Bureaucracies at any level – village, town, county, state and federal – have one thing in common: they assume a life of their own, protect their power structures, and strive to grow.

But sometimes, and especially in the case of Suffolk County, it’s time to push back with reform – real reform – by creating an independent office of a county inspector general. It’s a reform we deserve, and it’s a reform worth fighting for.

An inspector general (IG) has been proposed by two Suffolk County lawmakers, legislators Rob Trotta and Anthony Piccirillo. If approved by their colleagues, their bill would provide Suffolk with a new pair of probing eyes: an IG who can delve into all the county’s sprawling departments, agencies, commissions and boards. And all of them would be mandated to cooperate fully or be penalized.

This IG proposal wisely seeks to enable Suffolk County to take a more preventative role in all county operations. The IG would be independent, with a five-year term, equipped with all kinds of effective tools to get at the bottom of things, including subpoena power.

And quick to kill the proposal are the self-serving special interests in county government, buoyed by some elected “leaders” eager to drown it. They are the usual suspects, who will have no part of an independent anything, particularly one with subpoena power.
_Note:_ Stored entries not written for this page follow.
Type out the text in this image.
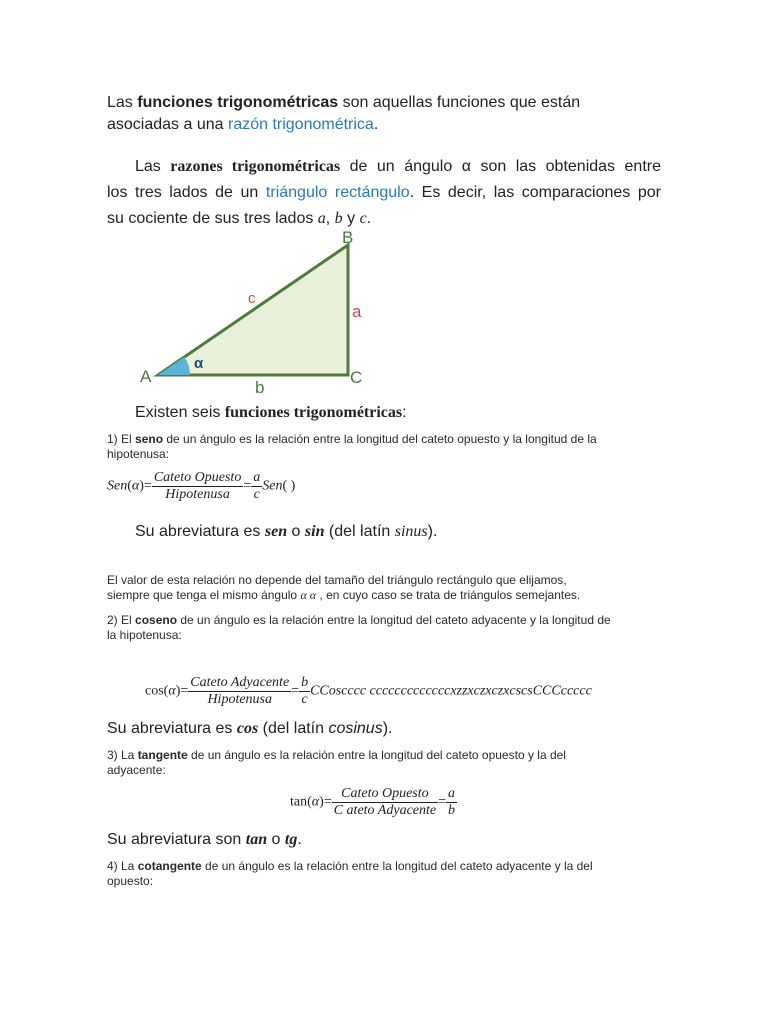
Las funciones trigonométricas son aquellas funciones que están
asociadas a una razón trigonométrica.
Las razones trigonométricas de un ángulo α son las obtenidas entre
los tres lados de un triángulo rectángulo. Es decir, las comparaciones por
su cociente de sus tres lados a, b y c.
A
B
C
a
b
c
α
Existen seis funciones trigonométricas:
1) El seno de un ángulo es la relación entre la longitud del cateto opuesto y la longitud de la
hipotenusa:
$Sen(\alpha)= \frac{\text{Cateto Opuesto}}{\text{Hipotenusa}} = \frac{a}{c} Sen$( )
Su abreviatura es sen o sin (del latín sinus).
El valor de esta relación no depende del tamaño del triángulo rectángulo que elijamos,
siempre que tenga el mismo ángulo α α , en cuyo caso se trata de triángulos semejantes.
2) El coseno de un ángulo es la relación entre la longitud del cateto adyacente y la longitud de
la hipotenusa:
$\cos(\alpha)= \frac{\text{Cateto Adyacente}}{\text{Hipotenusa}} = \frac{b}{c}$ CCoscccc cccccccccccccxzzxczxczxcscsCCCccccc
Su abreviatura es cos (del latín cosinus).
3) La tangente de un ángulo es la relación entre la longitud del cateto opuesto y la del
adyacente:
$\tan(\alpha)= \frac{\text{Cateto Opuesto}}{\text{C ateto Adyacente}} = \frac{a}{b}$
Su abreviatura son tan o tg.
4) La cotangente de un ángulo es la relación entre la longitud del cateto adyacente y la del
opuesto:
We’ll get back to them in a moment.

The IG would also protect whistleblowers from being punished by bosses or supervisors when their workers report inefficiencies, corruption or crime in their workplace. That’s the only way CPS workers, or police officers, or DA staff people (even ADAs) and any county worker will be sure things stay confidential. The IG would have the legal authority to prosecute whoever retaliates against a whistleblower.
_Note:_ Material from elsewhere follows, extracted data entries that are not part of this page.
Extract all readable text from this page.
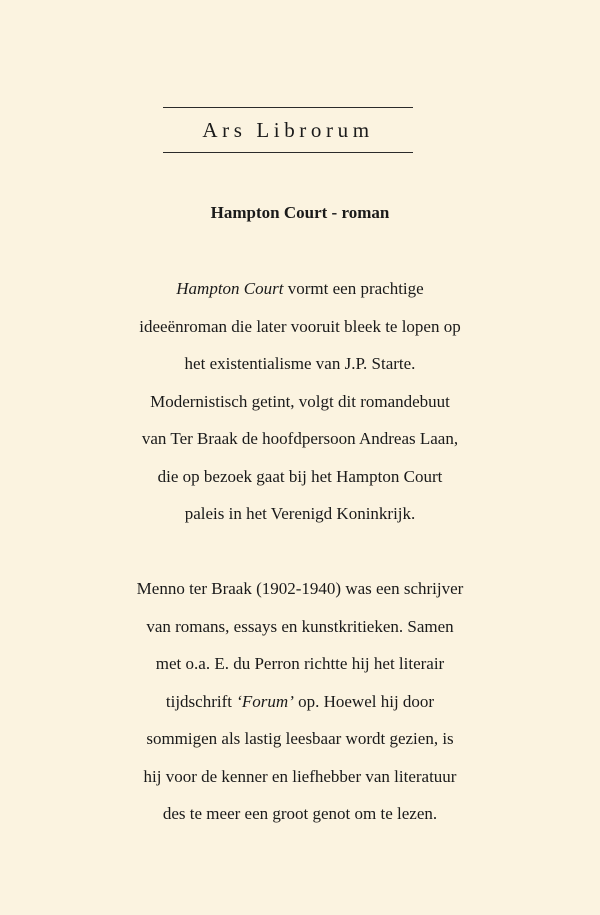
Ars Librorum
Hampton Court - roman

Hampton Court vormt een prachtige
ideeënroman die later vooruit bleek te lopen op
het existentialisme van J.P. Starte.
Modernistisch getint, volgt dit romandebuut
van Ter Braak de hoofdpersoon Andreas Laan,
die op bezoek gaat bij het Hampton Court
paleis in het Verenigd Koninkrijk.

Menno ter Braak (1902-1940) was een schrijver
van romans, essays en kunstkritieken. Samen
met o.a. E. du Perron richtte hij het literair
tijdschrift ‘Forum’ op. Hoewel hij door
sommigen als lastig leesbaar wordt gezien, is
hij voor de kenner en liefhebber van literatuur
des te meer een groot genot om te lezen.
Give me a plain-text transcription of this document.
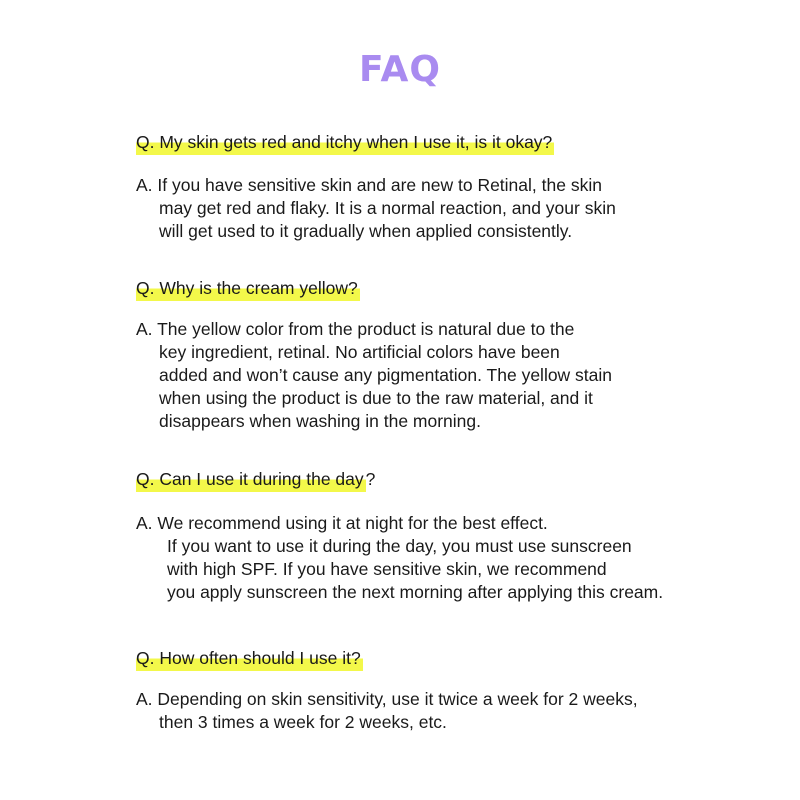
FAQ
Q. My skin gets red and itchy when I use it, is it okay?
A. If you have sensitive skin and are new to Retinal, the skin
may get red and flaky. It is a normal reaction, and your skin
will get used to it gradually when applied consistently.
Q. Why is the cream yellow?
A. The yellow color from the product is natural due to the
key ingredient, retinal. No artificial colors have been
added and won’t cause any pigmentation. The yellow stain
when using the product is due to the raw material, and it
disappears when washing in the morning.
Q. Can I use it during the day ?
A. We recommend using it at night for the best effect.
If you want to use it during the day, you must use sunscreen
with high SPF. If you have sensitive skin, we recommend
you apply sunscreen the next morning after applying this cream.
Q. How often should I use it?
A. Depending on skin sensitivity, use it twice a week for 2 weeks,
then 3 times a week for 2 weeks, etc.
And then there are the IG’s other tasks, as this legislative proposal lists them:

  • Act on allegations of wrongdoing;
  • Act on complaints against the county
  • Conduct hearings
  • Refer cases to law enforcement, board of ethics, human rights commission, etc.;
  • Prosecute or bring legal action further to the IG law.

Another essential feature that gives horsepower to the IG is the prohibition by anyone to interfere, hinder or obstruct the IG’s work – all county officials shall fully cooperate.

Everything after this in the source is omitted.